Mas agora, confinada, diz que somente lives não é suficiente à sobrevivência e pelo fato de não ter os meios de produção, como alguns artistas mantém, como o chamado home studio (estúdio de música básico caseiro), a situação piora. “Like no Facebook e conta verificada no Instagram não põem arroz na mesa”. Conta verificada no Instagram significa selo de autenticidade de figura pública conhecida, principalmente artistas, na plataforma digital.

Para ela, é necessário retorno financeiro além de milhares de pessoas que a seguem nas redes sociais. “Você acha que artista vive de quê? Voltei a viver com o que sempre vivi, rodando chapéu, agora virtual”.

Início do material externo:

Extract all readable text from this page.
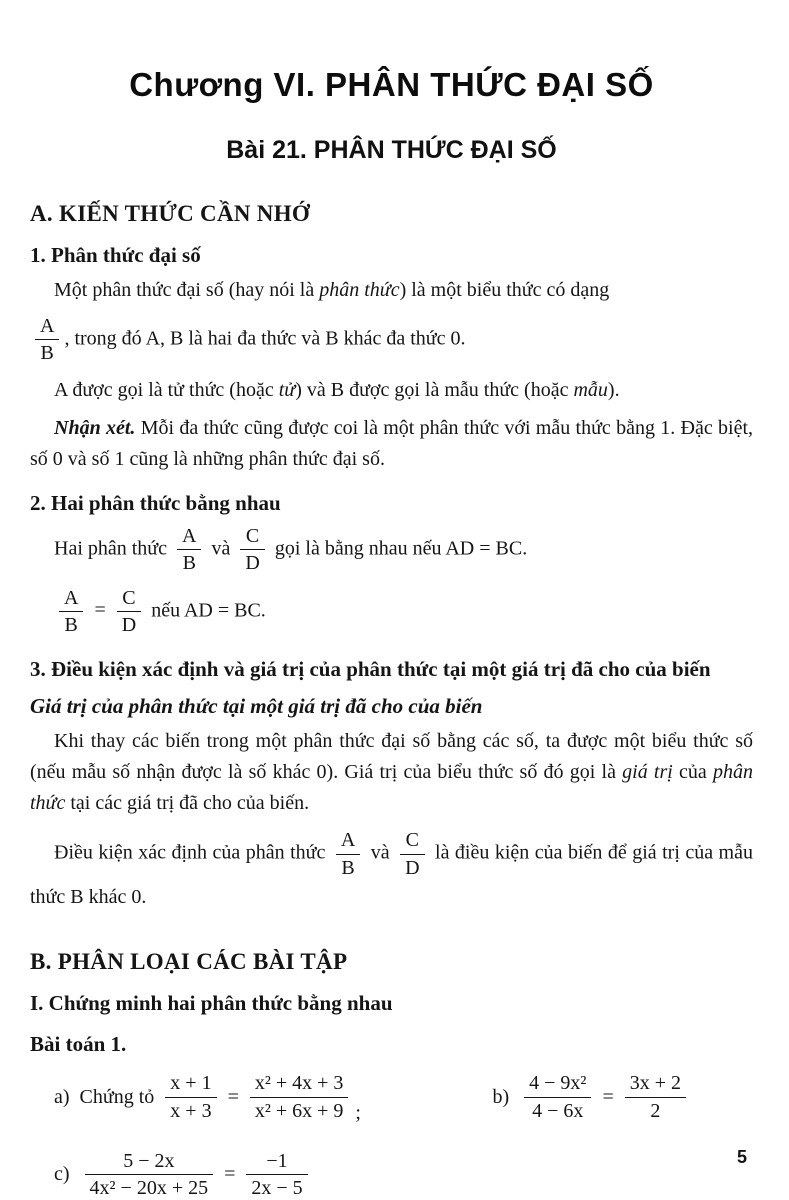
Chương VI. PHÂN THỨC ĐẠI SỐ
Bài 21. PHÂN THỨC ĐẠI SỐ
A. KIẾN THỨC CẦN NHỚ
1. Phân thức đại số

Một phân thức đại số (hay nói là phân thức) là một biểu thức có dạng

$\frac{A}{B}$ , trong đó A, B là hai đa thức và B khác đa thức 0.

A được gọi là tử thức (hoặc tử) và B được gọi là mẫu thức (hoặc mẫu).

Nhận xét. Mỗi đa thức cũng được coi là một phân thức với mẫu thức bằng 1. Đặc biệt, số 0 và số 1 cũng là những phân thức đại số.

2. Hai phân thức bằng nhau

Hai phân thức $\frac{A}{B}$ và $\frac{C}{D}$ gọi là bằng nhau nếu AD = BC.

$\frac{A}{B} = \frac{C}{D}$ nếu AD = BC.

3. Điều kiện xác định và giá trị của phân thức tại một giá trị đã cho của biến
Giá trị của phân thức tại một giá trị đã cho của biến

Khi thay các biến trong một phân thức đại số bằng các số, ta được một biểu thức số (nếu mẫu số nhận được là số khác 0). Giá trị của biểu thức số đó gọi là giá trị của phân thức tại các giá trị đã cho của biến.

Điều kiện xác định của phân thức $\frac{A}{B}$ và $\frac{C}{D}$ là điều kiện của biến để giá trị của mẫu thức B khác 0.

B. PHÂN LOẠI CÁC BÀI TẬP
I. Chứng minh hai phân thức bằng nhau
Bài toán 1.
a) Chứng tỏ $\frac{x + 1}{x + 3} = \frac{\text{x² + 4x + 3}}{\text{x² + 6x + 9}}$ ;
$b) \frac{\text{4 − 9x²}}{4 - 6x} = \frac{3x + 2}{2}$
$c) \frac{5 - 2x}{\text{4x² − 20x + 25}} = \frac{-1}{2x - 5}$	5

Depois do desabafo na internet, Bia Ferreira diz estar recebendo “uma enxurrada de amor” e alguma ajuda de dinheiro, ainda que bastante limitada, e auxílio para tentar fazer lives que tragam algum retorno financeiro. Também tem se inscrito em editais de música virtual.  “A gente quer dizer para o povo preto que nós somos maioria e, por isso, acredito na minha arte”, finaliza.